The global phenomenon that is the 'Internet of Things' is evolving at an astonishing rate, while everyone races to connect to the world in new and creative ways. There are plenty of problems to juggle around, such as increased security concerns from interconnected devices, but despite this companies cannot get enough.

Currently, IoT devices wow us when they promise to connect our refrigerators with our coffee makers, a feat that was unthinkable only a decade ago. Connected homes are emerging, with hub devices from the likes of Apple and Samsung leading the way. In the eyes of Alberto Sangiovanni-Vincentelli, a professor of electrical engineering and computer science at Berkeley, the future IoT-centric world will not dabble in simple fridges and coffee makers - it will be a world of a trillion devices, existing not only around us, but within us.

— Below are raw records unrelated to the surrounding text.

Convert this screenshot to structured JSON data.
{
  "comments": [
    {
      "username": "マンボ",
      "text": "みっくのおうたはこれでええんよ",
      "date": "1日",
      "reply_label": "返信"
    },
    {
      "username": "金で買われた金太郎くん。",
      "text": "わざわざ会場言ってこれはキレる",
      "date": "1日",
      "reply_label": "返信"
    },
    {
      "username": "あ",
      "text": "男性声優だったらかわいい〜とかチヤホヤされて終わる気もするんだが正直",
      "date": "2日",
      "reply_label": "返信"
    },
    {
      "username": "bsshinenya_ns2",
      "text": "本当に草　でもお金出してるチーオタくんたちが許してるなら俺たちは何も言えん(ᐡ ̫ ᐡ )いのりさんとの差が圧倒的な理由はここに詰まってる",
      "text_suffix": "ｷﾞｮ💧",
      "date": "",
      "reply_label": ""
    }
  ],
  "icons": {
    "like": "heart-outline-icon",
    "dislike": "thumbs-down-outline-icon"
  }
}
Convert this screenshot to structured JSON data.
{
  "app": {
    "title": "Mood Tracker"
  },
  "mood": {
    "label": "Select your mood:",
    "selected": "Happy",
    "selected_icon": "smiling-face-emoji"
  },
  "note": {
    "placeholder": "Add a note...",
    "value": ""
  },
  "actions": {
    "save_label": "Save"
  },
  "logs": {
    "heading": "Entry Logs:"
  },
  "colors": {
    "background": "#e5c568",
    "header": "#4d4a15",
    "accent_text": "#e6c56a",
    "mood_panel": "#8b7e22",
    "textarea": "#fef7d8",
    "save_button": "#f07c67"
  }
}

This conclusion was expressed at DARPA's 'Wait, what?' Forum on future technology this week. The smartphone, in his eyes, will be better identified as one among a series of billions of sensors existing all around us. Every object we can think of could be connected, whether it's phones, furniture, or even our own brains.

Imagine if, for online searches, you only had to speak the search term out loud and results would be displayed, or phone calls would be made, or a robot could be instructed to start cleaning or prepare a meal. These notions might seem quite futuristic to us now, but the future may be a lot closer than it seems.

Taking a step further, Pam Melroy believes that the brain-machine interface is a legitimate future for this kind of technology, where merely thinking about something generates a need within the market and, in turn, provides the item for you. The possibilities of this kind of technology could be virtually endless.

Despite this optimism, progress is still being hindered in various ways. First, the size of a network required to support this many connected devices simply cannot be supported at the moment. Security will also need to be upgraded to ensure that all devices are not under threat of being hacked - this includes our brains! Finally, as a cloud-based approach the cloud would have to be expanded substantially to accommodate all the data created by these devices.

As with all big steps towards connectivity, personal privacy will continue to be a problem for users. However, it is something that we have been facing for the past few years. As Melroy notes, she doesn't "fear technology". The trick in her eyes is to match the pace of social evolution with technological change.